Le 23 décembre 2014, Abdelaziz Bouteflika présidait, dans ses bureaux à Zeralda, une importante réunion d’urgence consacrée à l’examen de la nouvelle situation induite par la brutale chute des prix des hydrocarbures. Ce jour-là, et devant les principaux responsables du pays, il confirmera, de vive voix, ce que tout le monde, autour de la table et même ailleurs, savait déjà : le remaniement et le réaménagement du gouvernement.
«Il faut savoir que je vais bientôt procéder à un remaniement du gouvernement et je vais même regrouper certains départements ministériels», lançait Bouteflika à ses interlocuteurs, comme nous le confiait une source sûre.
Mieux, bien avant cette réunion, le Premier ministre Abdelmalek Sellal avait été chargé d’établir une liste, contenant ses propres propositions pour ledit remaniement. Ce qu’il fera à la mi-décembre dernier lorsqu’il adressera, à l’intention de Bouteflika, «sa» liste. Il était question, faut-il le rappeler, d’un remaniement en deux temps.

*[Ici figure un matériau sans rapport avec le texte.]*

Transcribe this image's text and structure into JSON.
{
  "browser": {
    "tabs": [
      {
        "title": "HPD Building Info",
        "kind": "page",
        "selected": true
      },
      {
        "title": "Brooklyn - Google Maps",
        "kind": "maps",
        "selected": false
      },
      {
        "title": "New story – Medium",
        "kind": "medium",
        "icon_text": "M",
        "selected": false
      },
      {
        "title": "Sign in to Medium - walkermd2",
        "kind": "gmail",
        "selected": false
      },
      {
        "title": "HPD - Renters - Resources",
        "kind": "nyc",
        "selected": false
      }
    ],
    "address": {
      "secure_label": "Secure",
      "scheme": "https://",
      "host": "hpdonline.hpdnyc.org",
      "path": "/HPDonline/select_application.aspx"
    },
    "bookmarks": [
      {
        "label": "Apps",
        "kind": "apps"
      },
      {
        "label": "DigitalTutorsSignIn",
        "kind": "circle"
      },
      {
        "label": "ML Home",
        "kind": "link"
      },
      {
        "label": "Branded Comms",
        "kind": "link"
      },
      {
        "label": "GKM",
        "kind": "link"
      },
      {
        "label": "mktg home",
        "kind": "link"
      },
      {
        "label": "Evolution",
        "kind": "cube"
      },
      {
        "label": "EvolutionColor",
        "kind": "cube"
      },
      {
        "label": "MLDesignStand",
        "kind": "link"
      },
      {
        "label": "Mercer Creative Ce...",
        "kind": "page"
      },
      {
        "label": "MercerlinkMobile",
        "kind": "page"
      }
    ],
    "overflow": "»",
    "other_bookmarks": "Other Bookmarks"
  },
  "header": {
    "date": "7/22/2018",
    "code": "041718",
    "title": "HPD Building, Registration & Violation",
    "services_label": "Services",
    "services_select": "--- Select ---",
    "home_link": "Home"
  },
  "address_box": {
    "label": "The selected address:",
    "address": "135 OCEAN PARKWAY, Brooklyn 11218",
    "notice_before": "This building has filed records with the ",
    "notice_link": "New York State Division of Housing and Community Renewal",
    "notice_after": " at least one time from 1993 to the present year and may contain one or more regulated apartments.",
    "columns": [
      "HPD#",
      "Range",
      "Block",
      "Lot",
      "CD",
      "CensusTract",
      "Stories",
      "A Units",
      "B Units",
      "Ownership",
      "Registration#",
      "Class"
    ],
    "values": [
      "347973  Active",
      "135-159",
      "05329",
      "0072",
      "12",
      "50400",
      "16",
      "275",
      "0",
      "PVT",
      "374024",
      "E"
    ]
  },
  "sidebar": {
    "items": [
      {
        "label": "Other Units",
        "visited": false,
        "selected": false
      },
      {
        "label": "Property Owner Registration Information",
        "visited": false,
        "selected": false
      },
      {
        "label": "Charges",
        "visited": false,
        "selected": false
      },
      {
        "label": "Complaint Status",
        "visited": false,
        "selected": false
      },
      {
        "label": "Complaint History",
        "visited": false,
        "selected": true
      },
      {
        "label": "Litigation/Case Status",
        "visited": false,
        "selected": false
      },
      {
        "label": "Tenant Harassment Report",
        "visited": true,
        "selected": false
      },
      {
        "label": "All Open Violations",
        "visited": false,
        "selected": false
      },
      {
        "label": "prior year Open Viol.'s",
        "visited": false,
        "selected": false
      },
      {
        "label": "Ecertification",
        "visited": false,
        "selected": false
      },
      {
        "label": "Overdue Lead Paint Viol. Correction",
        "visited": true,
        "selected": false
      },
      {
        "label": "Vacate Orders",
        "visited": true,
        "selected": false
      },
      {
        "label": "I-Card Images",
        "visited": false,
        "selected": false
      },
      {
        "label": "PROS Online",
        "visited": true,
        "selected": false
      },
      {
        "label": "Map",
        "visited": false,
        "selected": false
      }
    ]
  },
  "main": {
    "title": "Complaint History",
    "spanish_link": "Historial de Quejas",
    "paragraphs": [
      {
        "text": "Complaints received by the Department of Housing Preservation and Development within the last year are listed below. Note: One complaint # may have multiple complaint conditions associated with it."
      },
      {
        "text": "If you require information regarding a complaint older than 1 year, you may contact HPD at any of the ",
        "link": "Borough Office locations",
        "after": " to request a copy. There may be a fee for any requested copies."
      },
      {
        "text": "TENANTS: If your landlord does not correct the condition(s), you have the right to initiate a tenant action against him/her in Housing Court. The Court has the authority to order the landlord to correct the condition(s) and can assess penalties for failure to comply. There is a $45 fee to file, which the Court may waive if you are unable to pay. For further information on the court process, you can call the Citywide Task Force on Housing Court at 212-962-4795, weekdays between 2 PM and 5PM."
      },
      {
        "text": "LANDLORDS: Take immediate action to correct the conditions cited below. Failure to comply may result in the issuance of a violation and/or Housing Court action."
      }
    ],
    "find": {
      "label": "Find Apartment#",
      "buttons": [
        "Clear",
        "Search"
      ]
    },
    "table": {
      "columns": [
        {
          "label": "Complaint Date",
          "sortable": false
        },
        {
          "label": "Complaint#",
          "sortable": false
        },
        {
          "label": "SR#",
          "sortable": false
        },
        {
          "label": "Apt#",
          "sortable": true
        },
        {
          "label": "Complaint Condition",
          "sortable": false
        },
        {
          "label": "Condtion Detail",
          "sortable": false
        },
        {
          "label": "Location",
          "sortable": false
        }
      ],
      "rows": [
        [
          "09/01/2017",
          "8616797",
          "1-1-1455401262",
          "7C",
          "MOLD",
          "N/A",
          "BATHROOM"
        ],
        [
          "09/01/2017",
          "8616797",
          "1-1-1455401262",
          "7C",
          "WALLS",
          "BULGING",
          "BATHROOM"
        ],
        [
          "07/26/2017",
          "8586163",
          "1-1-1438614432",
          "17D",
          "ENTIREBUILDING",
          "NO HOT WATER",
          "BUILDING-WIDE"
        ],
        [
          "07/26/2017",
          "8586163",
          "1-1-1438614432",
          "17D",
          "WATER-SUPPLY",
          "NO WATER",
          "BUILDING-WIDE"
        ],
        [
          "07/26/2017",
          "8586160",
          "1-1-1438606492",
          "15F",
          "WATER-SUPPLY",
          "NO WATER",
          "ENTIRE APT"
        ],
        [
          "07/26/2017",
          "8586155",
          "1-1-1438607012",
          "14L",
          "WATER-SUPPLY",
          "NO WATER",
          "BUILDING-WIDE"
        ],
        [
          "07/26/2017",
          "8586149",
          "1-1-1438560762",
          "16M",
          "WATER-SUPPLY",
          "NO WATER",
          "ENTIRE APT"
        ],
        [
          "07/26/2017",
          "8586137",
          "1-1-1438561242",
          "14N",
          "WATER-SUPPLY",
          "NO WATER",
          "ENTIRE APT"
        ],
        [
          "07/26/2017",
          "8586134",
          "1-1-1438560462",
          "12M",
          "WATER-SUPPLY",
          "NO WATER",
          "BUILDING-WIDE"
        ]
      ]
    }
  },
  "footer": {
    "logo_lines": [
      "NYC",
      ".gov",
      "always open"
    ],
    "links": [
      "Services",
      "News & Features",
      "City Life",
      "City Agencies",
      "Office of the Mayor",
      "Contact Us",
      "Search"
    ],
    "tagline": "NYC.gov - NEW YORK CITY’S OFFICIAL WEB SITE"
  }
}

En premier lieu donc, un remaniement de taille moyenne et qui devait concerner des secteurs comme l’énergie, les sports, l’agriculture, l’environnement, le tourisme, la culture, les ressources en eau. En gros, et selon plusieurs sources concordantes, c’était la liste de Sellal établie en accord avec Bouteflika.

Tout le monde, à tous les niveaux, attendait l’annonce officielle. A la mi-janvier, c’était même entendu, ce n’était plus qu’une question de temps au point où Sellal demandait à ses ministres de ne pas quitter Alger «jusqu’à nouvel ordre» et que Bouteflika désignera, non pas le ministre des Sports, Mohamed Tahmi, mais celui de la Jeunesse, Abdelkader Khomri, pour représenter l’Algérie lors de la cérémonie officielle d’ouverture de la Coupe d’Afrique des nations de football, le 17 janvier dernier en Guinée équatoriale.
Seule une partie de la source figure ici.